Astronauts learn togetherness skills by roughing it
Monday, November 5, 2001
LANDER, Wyo. -- NASA astronauts are trained to cope with the isolation of a cramped space shuttle, the anxiety of takeoff and the stress of tinkering with equipment while hurtling through space.
But the National Aeronautics and Space Administration also is looking at problems that can grow out of personality quirks, such as the way a colleague organizes personal gear in space.
Wearing backpacks instead of space suits, a group of astronauts recently spent nine days hiking the Wind River Mountains as part of a 2-year-old program that trains space explorers how to stay on each other's good sides.
Led by guides from the Lander-based National Outdoor Leadership School, the astronauts shared cramped tents, showered with washcloths and drank iodine-purified creek water.

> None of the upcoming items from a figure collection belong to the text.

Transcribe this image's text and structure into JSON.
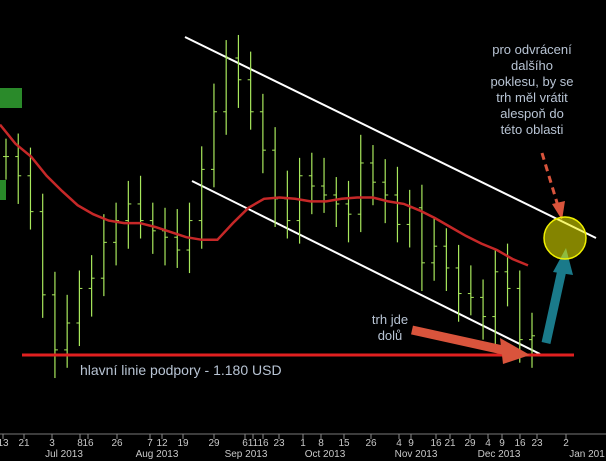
{
  "chart_data": {
    "type": "line",
    "title": "",
    "xlabel": "",
    "ylabel": "",
    "x_ticks": [
      "13",
      "21",
      "3",
      "8",
      "16",
      "26",
      "7",
      "12",
      "19",
      "29",
      "6",
      "11",
      "16",
      "23",
      "1",
      "8",
      "15",
      "26",
      "4",
      "9",
      "16",
      "21",
      "29",
      "4",
      "9",
      "16",
      "23",
      "2"
    ],
    "x_month_labels": [
      "Jul 2013",
      "Aug 2013",
      "Sep 2013",
      "Oct 2013",
      "Nov 2013",
      "Dec 2013",
      "Jan 201"
    ],
    "series": [
      {
        "values": [
          1335,
          1320,
          1292,
          1227,
          1184,
          1205,
          1232,
          1240,
          1268,
          1285,
          1298,
          1285,
          1277,
          1272,
          1262,
          1285,
          1325,
          1370,
          1412,
          1395,
          1370,
          1340,
          1302,
          1285,
          1320,
          1312,
          1305,
          1298,
          1290,
          1330,
          1315,
          1305,
          1282,
          1295,
          1252,
          1265,
          1248,
          1228,
          1225,
          1210,
          1245,
          1232,
          1192,
          1195
        ]
      },
      {
        "values": [
          1360,
          1345,
          1335,
          1320,
          1308,
          1297,
          1290,
          1285,
          1283,
          1283,
          1280,
          1276,
          1272,
          1270,
          1270,
          1283,
          1295,
          1302,
          1303,
          1302,
          1300,
          1300,
          1302,
          1303,
          1303,
          1300,
          1298,
          1293,
          1287,
          1280,
          1273,
          1267,
          1262,
          1255,
          1250
        ]
      }
    ],
    "support_level": 1180,
    "trend_channel": "descending",
    "colors": {
      "price": "#a8e85c",
      "moving_average": "#c62828",
      "support": "#e02020",
      "channel": "#ffffff",
      "arrow_down": "#d9543c",
      "arrow_up": "#1a7a8a",
      "highlight": "#f0f000"
    }
  },
  "annotations": {
    "support_label": "hlavní linie podpory - 1.180 USD",
    "market_down": [
      "trh jde",
      "dolů"
    ],
    "reversal_note": [
      "pro odvrácení",
      "dalšího",
      "poklesu, by se",
      "trh měl vrátit",
      "alespoň do",
      "této oblasti"
    ]
  }
}
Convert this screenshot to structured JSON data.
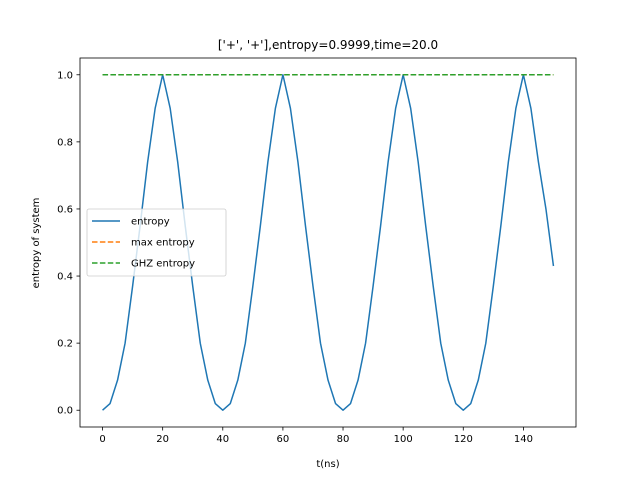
{
  "chart_data": {
    "type": "line",
    "title": "['+', '+'],entropy=0.9999,time=20.0",
    "xlabel": "t(ns)",
    "ylabel": "entropy of system",
    "xlim": [
      -7.5,
      157.5
    ],
    "ylim": [
      -0.05,
      1.05
    ],
    "xticks": [
      0,
      20,
      40,
      60,
      80,
      100,
      120,
      140
    ],
    "xtick_labels": [
      "0",
      "20",
      "40",
      "60",
      "80",
      "100",
      "120",
      "140"
    ],
    "yticks": [
      0.0,
      0.2,
      0.4,
      0.6,
      0.8,
      1.0
    ],
    "ytick_labels": [
      "0.0",
      "0.2",
      "0.4",
      "0.6",
      "0.8",
      "1.0"
    ],
    "grid": false,
    "legend": {
      "placement": "center-left"
    },
    "series": [
      {
        "name": "entropy",
        "color": "#1f77b4",
        "linestyle": "solid",
        "x": [
          0,
          2.5,
          5,
          7.5,
          10,
          12.5,
          15,
          17.5,
          20,
          22.5,
          25,
          27.5,
          30,
          32.5,
          35,
          37.5,
          40,
          42.5,
          45,
          47.5,
          50,
          52.5,
          55,
          57.5,
          60,
          62.5,
          65,
          67.5,
          70,
          72.5,
          75,
          77.5,
          80,
          82.5,
          85,
          87.5,
          90,
          92.5,
          95,
          97.5,
          100,
          102.5,
          105,
          107.5,
          110,
          112.5,
          115,
          117.5,
          120,
          122.5,
          125,
          127.5,
          130,
          132.5,
          135,
          137.5,
          140,
          142.5,
          145,
          147.5,
          150
        ],
        "y": [
          0.0,
          0.02,
          0.09,
          0.2,
          0.37,
          0.55,
          0.74,
          0.9,
          1.0,
          0.9,
          0.74,
          0.55,
          0.37,
          0.2,
          0.09,
          0.02,
          0.0,
          0.02,
          0.09,
          0.2,
          0.37,
          0.55,
          0.74,
          0.9,
          1.0,
          0.9,
          0.74,
          0.55,
          0.37,
          0.2,
          0.09,
          0.02,
          0.0,
          0.02,
          0.09,
          0.2,
          0.37,
          0.55,
          0.74,
          0.9,
          1.0,
          0.9,
          0.74,
          0.55,
          0.37,
          0.2,
          0.09,
          0.02,
          0.0,
          0.02,
          0.09,
          0.2,
          0.37,
          0.55,
          0.74,
          0.9,
          1.0,
          0.9,
          0.74,
          0.6,
          0.43
        ]
      },
      {
        "name": "max entropy",
        "color": "#ff7f0e",
        "linestyle": "dashed",
        "x": [
          0,
          150
        ],
        "y": [
          1.0,
          1.0
        ]
      },
      {
        "name": "GHZ entropy",
        "color": "#2ca02c",
        "linestyle": "dashed",
        "x": [
          0,
          150
        ],
        "y": [
          1.0,
          1.0
        ]
      }
    ]
  }
}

Their goal was to learn the tenets of leadership, cooperation and self-care, and how to recognize and respect personality differences.

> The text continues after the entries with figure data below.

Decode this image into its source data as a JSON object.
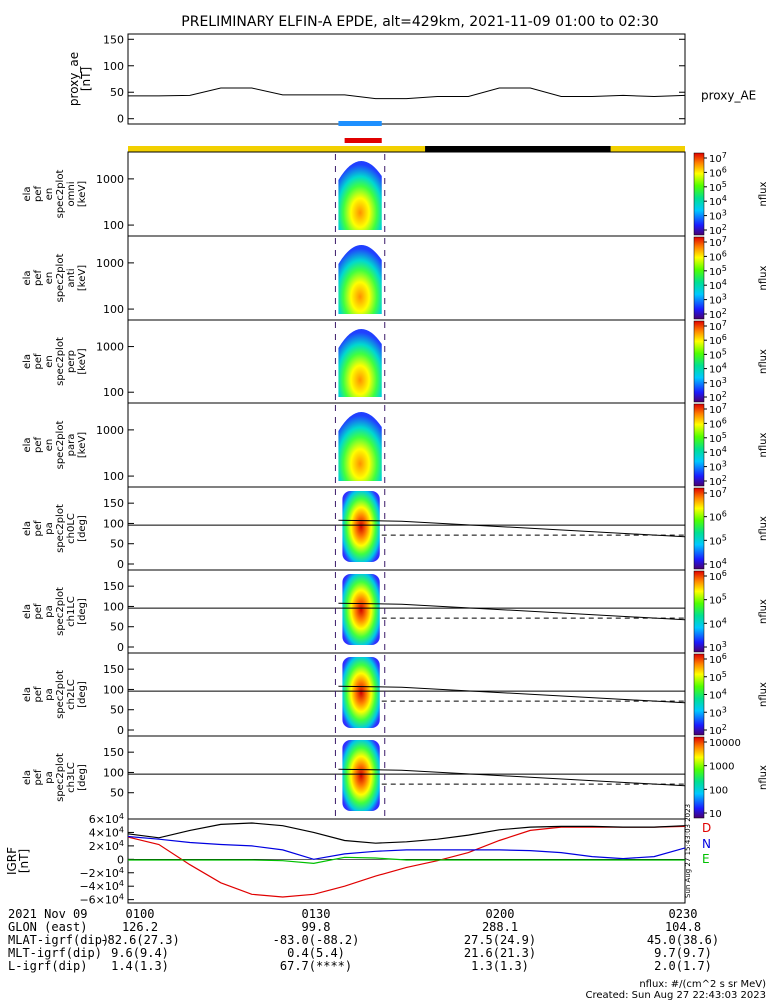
{
  "title": "PRELIMINARY ELFIN-A EPDE, alt=429km, 2021-11-09 01:00 to 02:30",
  "chart_data": [
    {
      "type": "line",
      "panel": "proxy_ae",
      "ylabel": [
        "proxy_ae",
        "[nT]"
      ],
      "ylim": [
        -10,
        160
      ],
      "yticks": [
        "150",
        "100",
        "50",
        "0"
      ],
      "series": [
        {
          "name": "proxy_AE",
          "x": [
            0,
            5,
            10,
            15,
            20,
            25,
            30,
            35,
            40,
            45,
            50,
            55,
            60,
            65,
            70,
            75,
            80,
            85,
            90
          ],
          "values": [
            43,
            43,
            44,
            58,
            58,
            45,
            45,
            45,
            38,
            38,
            42,
            42,
            58,
            58,
            42,
            42,
            44,
            42,
            44
          ]
        }
      ]
    },
    {
      "type": "heatmap",
      "panel": "spec2plot omni",
      "ylabel": [
        "ela",
        "pef",
        "en",
        "spec2plot",
        "omni",
        "[keV]"
      ],
      "ytick_labels": [
        "1000",
        "100"
      ],
      "colorbar_labels": [
        "10^7",
        "10^6",
        "10^5",
        "10^4",
        "10^3",
        "10^2"
      ],
      "zlabel": "nflux",
      "x_range_min": [
        34,
        41
      ]
    },
    {
      "type": "heatmap",
      "panel": "spec2plot anti",
      "ylabel": [
        "ela",
        "pef",
        "en",
        "spec2plot",
        "anti",
        "[keV]"
      ],
      "ytick_labels": [
        "1000",
        "100"
      ],
      "colorbar_labels": [
        "10^7",
        "10^6",
        "10^5",
        "10^4",
        "10^3",
        "10^2"
      ],
      "zlabel": "nflux",
      "x_range_min": [
        34,
        41
      ]
    },
    {
      "type": "heatmap",
      "panel": "spec2plot perp",
      "ylabel": [
        "ela",
        "pef",
        "en",
        "spec2plot",
        "perp",
        "[keV]"
      ],
      "ytick_labels": [
        "1000",
        "100"
      ],
      "colorbar_labels": [
        "10^7",
        "10^6",
        "10^5",
        "10^4",
        "10^3",
        "10^2"
      ],
      "zlabel": "nflux",
      "x_range_min": [
        34,
        41
      ]
    },
    {
      "type": "heatmap",
      "panel": "spec2plot para",
      "ylabel": [
        "ela",
        "pef",
        "en",
        "spec2plot",
        "para",
        "[keV]"
      ],
      "ytick_labels": [
        "1000",
        "100"
      ],
      "colorbar_labels": [
        "10^7",
        "10^6",
        "10^5",
        "10^4",
        "10^3",
        "10^2"
      ],
      "zlabel": "nflux",
      "x_range_min": [
        34,
        41
      ]
    },
    {
      "type": "heatmap",
      "panel": "spec2plot ch0LC",
      "ylabel": [
        "ela",
        "pef",
        "pa",
        "spec2plot",
        "ch0LC",
        "[deg]"
      ],
      "yticks": [
        "150",
        "100",
        "50",
        "0"
      ],
      "colorbar_labels": [
        "10^7",
        "10^6",
        "10^5",
        "10^4"
      ],
      "zlabel": "nflux",
      "x_range_min": [
        34,
        41
      ]
    },
    {
      "type": "heatmap",
      "panel": "spec2plot ch1LC",
      "ylabel": [
        "ela",
        "pef",
        "pa",
        "spec2plot",
        "ch1LC",
        "[deg]"
      ],
      "yticks": [
        "150",
        "100",
        "50",
        "0"
      ],
      "colorbar_labels": [
        "10^6",
        "10^5",
        "10^4",
        "10^3"
      ],
      "zlabel": "nflux",
      "x_range_min": [
        34,
        41
      ]
    },
    {
      "type": "heatmap",
      "panel": "spec2plot ch2LC",
      "ylabel": [
        "ela",
        "pef",
        "pa",
        "spec2plot",
        "ch2LC",
        "[deg]"
      ],
      "yticks": [
        "150",
        "100",
        "50",
        "0"
      ],
      "colorbar_labels": [
        "10^6",
        "10^5",
        "10^4",
        "10^3",
        "10^2"
      ],
      "zlabel": "nflux",
      "x_range_min": [
        34,
        41
      ]
    },
    {
      "type": "heatmap",
      "panel": "spec2plot ch3LC",
      "ylabel": [
        "ela",
        "pef",
        "pa",
        "spec2plot",
        "ch3LC",
        "[deg]"
      ],
      "yticks": [
        "150",
        "100",
        "50"
      ],
      "colorbar_labels": [
        "10000",
        "1000",
        "100",
        "10"
      ],
      "zlabel": "nflux",
      "x_range_min": [
        34,
        41
      ]
    },
    {
      "type": "line",
      "panel": "IGRF",
      "ylabel": [
        "IGRF",
        "[nT]"
      ],
      "ylim": [
        -65000,
        60000
      ],
      "yticks": [
        "6×10^4",
        "4×10^4",
        "2×10^4",
        "0",
        "−2×10^4",
        "−4×10^4",
        "−6×10^4"
      ],
      "series": [
        {
          "name": "D",
          "color": "#e00000",
          "x": [
            0,
            5,
            10,
            15,
            20,
            25,
            30,
            35,
            40,
            45,
            50,
            55,
            60,
            65,
            70,
            75,
            80,
            85,
            90
          ],
          "values": [
            33000,
            22000,
            -8000,
            -35000,
            -52000,
            -56000,
            -52000,
            -40000,
            -25000,
            -12000,
            -2000,
            10000,
            28000,
            43000,
            48000,
            48000,
            48000,
            48000,
            49000
          ]
        },
        {
          "name": "N",
          "color": "#0000e0",
          "x": [
            0,
            5,
            10,
            15,
            20,
            25,
            30,
            35,
            40,
            45,
            50,
            55,
            60,
            65,
            70,
            75,
            80,
            85,
            90
          ],
          "values": [
            34000,
            30000,
            25000,
            22000,
            20000,
            14000,
            0,
            8000,
            12000,
            14000,
            14000,
            14000,
            14000,
            13000,
            10000,
            4000,
            1000,
            4000,
            17000
          ]
        },
        {
          "name": "E",
          "color": "#00c000",
          "x": [
            0,
            5,
            10,
            15,
            20,
            25,
            30,
            35,
            40,
            45,
            50,
            55,
            60,
            65,
            70,
            75,
            80,
            85,
            90
          ],
          "values": [
            -1000,
            -1000,
            -1000,
            -1000,
            -1000,
            -2000,
            -6000,
            3000,
            2000,
            -1000,
            -1000,
            -1000,
            -1000,
            -1000,
            -1000,
            -1000,
            -1000,
            -1000,
            -1000
          ]
        },
        {
          "name": "total",
          "color": "#000000",
          "x": [
            0,
            5,
            10,
            15,
            20,
            25,
            30,
            35,
            40,
            45,
            50,
            55,
            60,
            65,
            70,
            75,
            80,
            85,
            90
          ],
          "values": [
            38000,
            32000,
            43000,
            52000,
            54000,
            50000,
            40000,
            28000,
            24000,
            26000,
            30000,
            36000,
            44000,
            48000,
            49000,
            49000,
            48000,
            48000,
            50000
          ]
        }
      ]
    }
  ],
  "timeline": {
    "range_min": [
      0,
      90
    ],
    "yellow_black_bar": [
      {
        "from": 0,
        "to": 48,
        "color": "#f2d000"
      },
      {
        "from": 48,
        "to": 78,
        "color": "#000000"
      },
      {
        "from": 78,
        "to": 90,
        "color": "#f2d000"
      }
    ],
    "blue_bar_min": [
      34,
      41
    ],
    "red_bar_min": [
      35,
      41
    ]
  },
  "footer": {
    "row_labels": [
      "2021 Nov 09",
      "GLON (east)",
      "MLAT-igrf(dip)",
      "MLT-igrf(dip)",
      "L-igrf(dip)"
    ],
    "columns": [
      {
        "time": "0100",
        "values": [
          "126.2",
          "-82.6(27.3)",
          "9.6(9.4)",
          "1.4(1.3)"
        ]
      },
      {
        "time": "0130",
        "values": [
          "99.8",
          "-83.0(-88.2)",
          "0.4(5.4)",
          "67.7(****)"
        ]
      },
      {
        "time": "0200",
        "values": [
          "288.1",
          "27.5(24.9)",
          "21.6(21.3)",
          "1.3(1.3)"
        ]
      },
      {
        "time": "0230",
        "values": [
          "104.8",
          "45.0(38.6)",
          "9.7(9.7)",
          "2.0(1.7)"
        ]
      }
    ],
    "units_note": "nflux: #/(cm^2 s sr MeV)",
    "created": "Created: Sun Aug 27 22:43:03 2023",
    "side_stamp": "Sun Aug 27 15:43:03 2023"
  },
  "legend": {
    "proxy_ae": "proxy_AE",
    "D": "D",
    "N": "N",
    "E": "E"
  }
}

For NASA, such skills are important in everything from a successful launch to a productive research mission, said Monika Schultz, NASA project manager for expeditionary training.

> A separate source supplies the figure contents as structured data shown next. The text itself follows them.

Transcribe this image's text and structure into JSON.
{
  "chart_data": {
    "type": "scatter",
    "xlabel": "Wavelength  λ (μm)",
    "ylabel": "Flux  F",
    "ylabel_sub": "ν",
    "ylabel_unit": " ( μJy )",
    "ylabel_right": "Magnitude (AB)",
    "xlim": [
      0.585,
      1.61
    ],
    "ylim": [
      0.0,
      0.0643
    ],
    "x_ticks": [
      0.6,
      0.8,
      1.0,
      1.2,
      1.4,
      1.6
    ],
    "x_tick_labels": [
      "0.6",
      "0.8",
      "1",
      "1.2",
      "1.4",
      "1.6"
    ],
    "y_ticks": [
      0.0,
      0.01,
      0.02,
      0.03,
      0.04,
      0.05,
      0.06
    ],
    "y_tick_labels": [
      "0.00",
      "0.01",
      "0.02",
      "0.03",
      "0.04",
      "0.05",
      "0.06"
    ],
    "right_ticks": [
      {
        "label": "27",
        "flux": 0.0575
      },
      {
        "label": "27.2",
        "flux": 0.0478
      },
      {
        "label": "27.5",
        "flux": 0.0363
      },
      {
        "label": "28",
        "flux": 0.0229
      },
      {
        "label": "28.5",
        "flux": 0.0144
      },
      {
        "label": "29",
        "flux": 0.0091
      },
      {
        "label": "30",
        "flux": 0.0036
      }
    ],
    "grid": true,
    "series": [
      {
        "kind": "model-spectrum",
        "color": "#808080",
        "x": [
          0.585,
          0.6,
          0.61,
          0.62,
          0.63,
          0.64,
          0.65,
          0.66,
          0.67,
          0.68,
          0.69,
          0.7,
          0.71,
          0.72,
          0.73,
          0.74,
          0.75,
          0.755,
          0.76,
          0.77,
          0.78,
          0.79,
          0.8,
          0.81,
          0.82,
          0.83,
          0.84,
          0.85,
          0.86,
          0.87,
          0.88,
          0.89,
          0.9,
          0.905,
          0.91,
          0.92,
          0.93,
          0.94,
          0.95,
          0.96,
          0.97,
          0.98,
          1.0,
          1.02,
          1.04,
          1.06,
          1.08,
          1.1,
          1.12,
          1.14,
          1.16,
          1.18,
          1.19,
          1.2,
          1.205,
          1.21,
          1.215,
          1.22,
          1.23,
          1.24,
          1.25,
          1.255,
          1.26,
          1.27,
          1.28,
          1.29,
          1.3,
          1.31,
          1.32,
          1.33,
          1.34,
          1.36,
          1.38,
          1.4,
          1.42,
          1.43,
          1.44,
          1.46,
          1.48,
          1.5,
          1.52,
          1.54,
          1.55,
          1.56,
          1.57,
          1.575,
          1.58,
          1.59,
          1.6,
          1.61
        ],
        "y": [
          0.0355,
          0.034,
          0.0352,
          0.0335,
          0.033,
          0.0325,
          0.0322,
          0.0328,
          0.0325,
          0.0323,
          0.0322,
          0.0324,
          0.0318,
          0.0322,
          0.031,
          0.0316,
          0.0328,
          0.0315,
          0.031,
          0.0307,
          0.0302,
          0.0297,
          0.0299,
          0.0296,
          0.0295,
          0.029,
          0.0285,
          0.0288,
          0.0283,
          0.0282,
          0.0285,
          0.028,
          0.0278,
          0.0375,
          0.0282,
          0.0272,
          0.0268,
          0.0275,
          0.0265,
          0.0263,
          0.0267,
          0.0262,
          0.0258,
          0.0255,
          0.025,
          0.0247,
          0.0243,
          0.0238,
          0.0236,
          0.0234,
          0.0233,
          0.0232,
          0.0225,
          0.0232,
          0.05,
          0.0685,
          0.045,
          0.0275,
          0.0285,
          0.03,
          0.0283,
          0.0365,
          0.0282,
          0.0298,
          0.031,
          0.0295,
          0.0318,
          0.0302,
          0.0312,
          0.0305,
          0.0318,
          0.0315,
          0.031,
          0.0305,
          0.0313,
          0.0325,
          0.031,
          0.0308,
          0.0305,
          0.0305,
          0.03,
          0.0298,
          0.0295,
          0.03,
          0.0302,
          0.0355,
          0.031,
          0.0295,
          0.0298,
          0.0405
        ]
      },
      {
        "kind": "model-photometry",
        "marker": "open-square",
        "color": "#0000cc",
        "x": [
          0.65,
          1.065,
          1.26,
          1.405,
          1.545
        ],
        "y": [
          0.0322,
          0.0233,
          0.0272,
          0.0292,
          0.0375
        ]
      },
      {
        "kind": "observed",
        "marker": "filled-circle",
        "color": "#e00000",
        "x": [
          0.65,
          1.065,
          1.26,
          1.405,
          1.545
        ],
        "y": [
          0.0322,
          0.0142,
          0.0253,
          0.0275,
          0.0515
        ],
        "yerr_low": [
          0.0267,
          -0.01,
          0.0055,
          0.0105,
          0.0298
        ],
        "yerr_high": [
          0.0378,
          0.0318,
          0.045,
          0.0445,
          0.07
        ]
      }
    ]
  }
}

The skills grow increasingly important as space flights become longer, thanks to the International Space Station, and crews represent a cross-section of cultures.
"A good analogy is relatives that come to stay for a few weeks to a month. Over time, the little things that didn't bug you before now become more apparent," Schultz said.
'A very tight crew'
The trip marked the first time that an entire crew of shuttle astronauts took the course. The Russian space program routinely sends its space station crews for wilderness training in Siberia in advance of their mission.
The seven-person crew for the next NASA shuttle flight is expected to launch a 16-day research mission on the space shuttle Columbia next summer.
Aerospace engineer Kalpana Chawla, an American who grew up in India, said she feels lucky to be with "a very tight crew." Judging from the wilderness trip, personality conflicts among the crew are likely to be minimal, she said.
But Chawla said she became aware that some of her colleagues are organization-minded, like herself. At one point, one of the astronauts organized backpacking items, then another came in and reorganized them.
"We were joking that this is good we're doing this now," she said.
Space shuttle pilot Rick Husband, who grew up in Amarillo, Texas, will be the commander of next summer's shuttle crew. On his first mission, in 1999, he piloted Discovery during the first shuttle docking at the International Space Station.
On the wilderness adventure, the group split into two teams -- Husband's crew and another group of six astronauts who are awaiting mission assignments.
The experience was far from being as stressful as a space mission, but it did pose challenges. Both teams took separate 35-mile routes across the granite and through the forest of the Wind River Mountains.
Husband said the similarities between the Wyoming wilderness and space go beyond seclusion and beautiful views.
"You almost think, 'Wow, that almost went by in a blink of an eye,'" he said.